Вместе с тем за пределами специализированной главы закона остались такие поступки, прежде признаваемые религиозными криминальными деликтами, как лжеприсяга, хищение имущества церквей, подача челобитных, помощь раскольникам, разрытие могил. О последнем составе по Уложению 1845 г. скажем особо. Подобные поступки одновременно посягали на два объекта – нравственность и церковные (христианские) устои, поскольку служили проявлением языческих пережитков. В России разрытие могил чаще всего базировалось на суевериях, совершаемое не только для того (преимущественно), чтобы прервать засуху и вызвать дождь. Труп и его части, как установил А. Левенстим, являлись также талисманами, а кости и внутренние органы, в ряде случаев, служили целебным средством или орудием порчи [227] .

В Уголовном Уложении 1903 г. заметно снизился размер наказаний за большинство посягательств на интересы церкви. В ряде случаев уравнена или почти уравнена [228] ответственность за преступления против православия и других религий, а бывшее законодательное противопоставление различных ветвей христианства вообще опущено (ст. 73–75, 78, 80 и др.), либо все вероучения охраняются в равной мере (например, заключением в исправительном доме на срок не свыше трех лет карались действия по совращению из одного вероисповедания в другое посредством насилия над личностью или наказуемой угрозы – ст. 87).

«У-1903» по единодушному мнению зарубежных и отечественных, дореволюционных, советских и современных ученых, было лучшим законодательным актом по борьбе с преступностью начала XX века [229] .

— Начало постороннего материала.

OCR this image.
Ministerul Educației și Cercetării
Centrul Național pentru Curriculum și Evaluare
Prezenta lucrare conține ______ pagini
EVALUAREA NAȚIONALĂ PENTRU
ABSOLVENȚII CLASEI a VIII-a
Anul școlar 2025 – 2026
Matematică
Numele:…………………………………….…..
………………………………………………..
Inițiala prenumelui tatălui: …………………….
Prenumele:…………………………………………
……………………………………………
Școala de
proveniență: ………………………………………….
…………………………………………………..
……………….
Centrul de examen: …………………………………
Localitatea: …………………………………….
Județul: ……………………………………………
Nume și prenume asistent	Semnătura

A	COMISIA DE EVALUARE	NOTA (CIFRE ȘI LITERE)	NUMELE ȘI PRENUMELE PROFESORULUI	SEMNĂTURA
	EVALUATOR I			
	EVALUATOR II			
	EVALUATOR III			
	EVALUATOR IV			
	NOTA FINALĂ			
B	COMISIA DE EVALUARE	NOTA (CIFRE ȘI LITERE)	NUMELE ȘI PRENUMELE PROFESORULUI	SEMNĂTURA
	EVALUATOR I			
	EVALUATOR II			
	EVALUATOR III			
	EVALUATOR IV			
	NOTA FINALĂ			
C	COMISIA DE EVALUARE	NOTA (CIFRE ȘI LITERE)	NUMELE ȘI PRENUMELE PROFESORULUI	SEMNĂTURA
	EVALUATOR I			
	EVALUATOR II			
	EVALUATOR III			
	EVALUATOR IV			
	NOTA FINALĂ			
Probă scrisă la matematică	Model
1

Казалось бы, бери и пользуйся! Ан нет: открытые на Западе «законы Паркинсона», «закон Мэрфи», «принцип Питера» и т. п. созданы как будто специально для России: «то, что у них – лишь исключения на фоне общей рациональной обустроенности жизни, – утверждал Ю. М. Лужков [230] , – для нас привычная повседневность». И продолжал: а) «мы должны сформулировать такие законы, которые помогали бы предусматривать искажение результатов еще на стадии постановки задач»; б) «ярче всего закон неизбежных искажений проявляет свое действие, когда мы берем заемные образцы. Делаем один к одному, а получается нечто, от чего иностранцы просто балдеют»; в) у нас государство «как бы закладывает законные нарушения в свои предписания. Кладет чиновнику маленькую зарплату в расчете, что тот сам о себе позаботится. Вводит налоги, которые немыслимо выполнить. Создает систему противоречивых законов, которые невозможно не нарушить»; г) в России «самый кайф – когда должность дает возможность мешать кому-то делать то, что ему позарез нужно, а подношение можно взять за то, что перестанешь мешать»; д) «мы не любим продумывать последствия: русский на трех сваях крепок – авось, небось да как-нибудь»; е) наш закон «все и немедленно» – по этому принципу мы проводили национализацию в семнадцатом и приватизацию в девяносто втором»; ж) наши девизы – «ломать не строить» («сломать – это пожалуйста! Просить никого не надо. Никто даже не торгуется»); «сама пойдет» и «схватится, никуда не денется»; «в общем и целом» («у нас обожают начала, но совершенно невозможно добиться, чтобы что-то было доведено до конца»); «тяп-ляп»; з) наши летучие законы – времянки («мы все лепим как бы на время, на живую нитку – законы, дороги, пятиэтажки»), любви к крайностям («либо баба вдребезги, либо мужик пополам») и вечного боя («мы ищем решение проблем в борьбе, а не в работе», «субботник для нас более приемлем, чем ежедневная уборка мусора»).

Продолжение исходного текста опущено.